API_KEY=sk-12345abcde
DB_PASSWORD=postgres123
OAUTH_TOKEN=oauth_abc123def456
API_USER=testuser
API_PASSWORD=testpass123
ADMIN_USER=admin
ADMIN_PASSWORD=adminpass456

In your test suite:

# For bearer token authentication
request:
  headers:
    Authorization: "Bearer [[${env.API_KEY}]]"
    x-api-key: "[[${env.API_KEY}]]"

# For HTTP Basic Auth (suite-level default)
rest_client:
  auth:
    type: "basic"
    username: "[[${env.API_USER}]]"
    password: "[[${env.API_PASSWORD}]]"

# For HTTP Basic Auth (per-request override)
request:
  auth:
    type: "basic"
    username: "[[${env.ADMIN_USER}]]"
    password: "[[${env.ADMIN_PASSWORD}]]"

Priority: System environment variables take precedence. If both .env and a system environment variable define the same key, the system value is used.

Best practice: Never commit .env to version control. Add .env to your .gitignore. This way, each developer and CI environment can have its own secrets without risk of accidental exposure.

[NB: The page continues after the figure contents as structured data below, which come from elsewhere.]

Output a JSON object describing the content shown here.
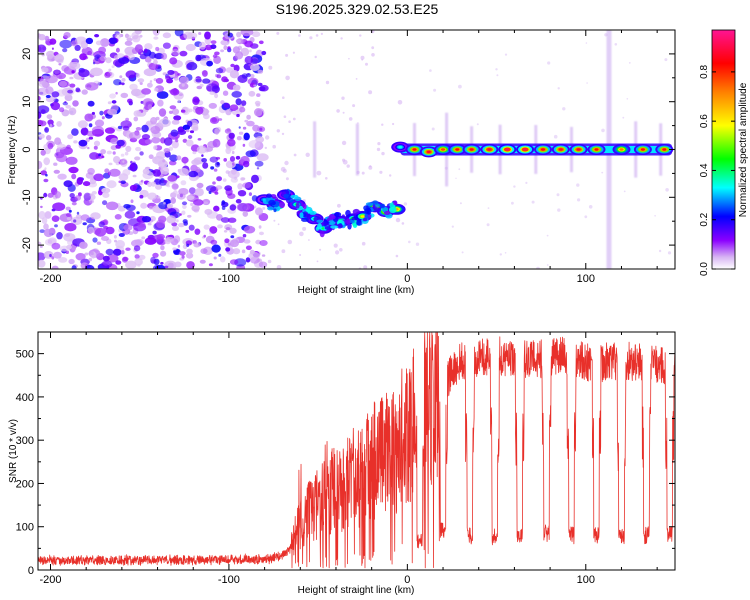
{
  "page": {
    "title": "S196.2025.329.02.53.E25"
  },
  "chart_data": [
    {
      "type": "heatmap",
      "title": "S196.2025.329.02.53.E25",
      "xlabel": "Height of straight line (km)",
      "ylabel": "Frequency (Hz)",
      "xlim": [
        -207,
        150
      ],
      "ylim": [
        -25,
        25
      ],
      "xticks": [
        -200,
        -100,
        0,
        100
      ],
      "xtick_labels": [
        "-200",
        "-100",
        "0",
        "100"
      ],
      "yticks": [
        -20,
        -10,
        0,
        10,
        20
      ],
      "ytick_labels": [
        "-20",
        "-10",
        "0",
        "10",
        "20"
      ],
      "noise_region_x": [
        -207,
        -80
      ],
      "signal_track": [
        {
          "x": -80,
          "y": -10.5,
          "a": 0.32
        },
        {
          "x": -74,
          "y": -11.5,
          "a": 0.38
        },
        {
          "x": -68,
          "y": -9.5,
          "a": 0.35
        },
        {
          "x": -62,
          "y": -11.5,
          "a": 0.42
        },
        {
          "x": -57,
          "y": -13.5,
          "a": 0.45
        },
        {
          "x": -52,
          "y": -14.5,
          "a": 0.4
        },
        {
          "x": -47,
          "y": -16.5,
          "a": 0.42
        },
        {
          "x": -42,
          "y": -15.0,
          "a": 0.45
        },
        {
          "x": -37,
          "y": -15.0,
          "a": 0.48
        },
        {
          "x": -30,
          "y": -14.5,
          "a": 0.55
        },
        {
          "x": -25,
          "y": -14.0,
          "a": 0.62
        },
        {
          "x": -18,
          "y": -12.0,
          "a": 0.75
        },
        {
          "x": -12,
          "y": -13.0,
          "a": 0.8
        },
        {
          "x": -6,
          "y": -12.5,
          "a": 0.7
        },
        {
          "x": -4,
          "y": 0.5,
          "a": 0.35
        },
        {
          "x": 4,
          "y": 0.0,
          "a": 0.85
        },
        {
          "x": 12,
          "y": -0.5,
          "a": 0.9
        },
        {
          "x": 20,
          "y": 0.0,
          "a": 0.8
        },
        {
          "x": 28,
          "y": 0.0,
          "a": 0.85
        },
        {
          "x": 36,
          "y": 0.0,
          "a": 0.88
        },
        {
          "x": 46,
          "y": 0.0,
          "a": 0.92
        },
        {
          "x": 56,
          "y": 0.0,
          "a": 0.95
        },
        {
          "x": 66,
          "y": 0.0,
          "a": 0.95
        },
        {
          "x": 76,
          "y": 0.0,
          "a": 0.88
        },
        {
          "x": 86,
          "y": 0.0,
          "a": 0.9
        },
        {
          "x": 96,
          "y": 0.0,
          "a": 0.9
        },
        {
          "x": 106,
          "y": 0.0,
          "a": 0.85
        },
        {
          "x": 120,
          "y": 0.0,
          "a": 0.75
        },
        {
          "x": 132,
          "y": 0.0,
          "a": 0.85
        },
        {
          "x": 144,
          "y": 0.0,
          "a": 0.85
        }
      ],
      "vertical_streaks_x": [
        -52,
        -28,
        4,
        22,
        36,
        52,
        72,
        92,
        113,
        128,
        142
      ],
      "colorbar": {
        "label": "Normalized spectral amplitude",
        "range": [
          0,
          0.97
        ],
        "ticks": [
          0.0,
          0.2,
          0.4,
          0.6,
          0.8
        ],
        "tick_labels": [
          "0.0",
          "0.2",
          "0.4",
          "0.6",
          "0.8"
        ],
        "colors": [
          "#ffffff",
          "#8b00ff",
          "#0000ff",
          "#00ffff",
          "#00ff00",
          "#ffff00",
          "#ff8000",
          "#ff0000",
          "#ff1493"
        ]
      }
    },
    {
      "type": "line",
      "xlabel": "Height of straight line (km)",
      "ylabel": "SNR (10 * v/v)",
      "xlim": [
        -207,
        150
      ],
      "ylim": [
        0,
        550
      ],
      "xticks": [
        -200,
        -100,
        0,
        100
      ],
      "xtick_labels": [
        "-200",
        "-100",
        "0",
        "100"
      ],
      "yticks": [
        0,
        100,
        200,
        300,
        400,
        500
      ],
      "ytick_labels": [
        "0",
        "100",
        "200",
        "300",
        "400",
        "500"
      ],
      "color": "#e8302a",
      "series": [
        {
          "name": "SNR",
          "x": [
            -207,
            -180,
            -150,
            -120,
            -95,
            -80,
            -72,
            -66,
            -62,
            -58,
            -54,
            -50,
            -46,
            -42,
            -38,
            -34,
            -30,
            -26,
            -22,
            -18,
            -14,
            -10,
            -6,
            -2,
            2,
            6,
            10,
            14,
            18,
            22,
            26,
            30,
            40,
            50,
            60,
            70,
            80,
            90,
            100,
            110,
            120,
            130,
            140,
            150
          ],
          "values": [
            22,
            22,
            23,
            23,
            24,
            25,
            30,
            45,
            90,
            120,
            140,
            150,
            170,
            190,
            160,
            200,
            210,
            220,
            230,
            260,
            270,
            260,
            280,
            310,
            340,
            370,
            390,
            400,
            420,
            440,
            460,
            480,
            490,
            495,
            490,
            485,
            490,
            495,
            480,
            480,
            485,
            480,
            475,
            470
          ]
        }
      ],
      "dips": [
        {
          "x": 7,
          "y": 70
        },
        {
          "x": 20,
          "y": 95
        },
        {
          "x": 35,
          "y": 80
        },
        {
          "x": 49,
          "y": 75
        },
        {
          "x": 63,
          "y": 80
        },
        {
          "x": 78,
          "y": 85
        },
        {
          "x": 92,
          "y": 80
        },
        {
          "x": 106,
          "y": 80
        },
        {
          "x": 120,
          "y": 75
        },
        {
          "x": 134,
          "y": 80
        },
        {
          "x": 147,
          "y": 80
        }
      ]
    }
  ]
}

Tip: You can also set credentials via environment variables without using .env:

export API_USER=myusername
export API_PASSWORD=mypassword
rs --suite=suite.yml

This is especially useful in CI/CD pipelines where secrets come from a secure secret management system (GitHub Secrets, GitLab CI Variables, Jenkins Credentials, etc.).

.env file format

KEY1=value1
KEY2=value2
# Comments are allowed
KEY3=value with spaces

The dotenv-java library supports the standard .env file format.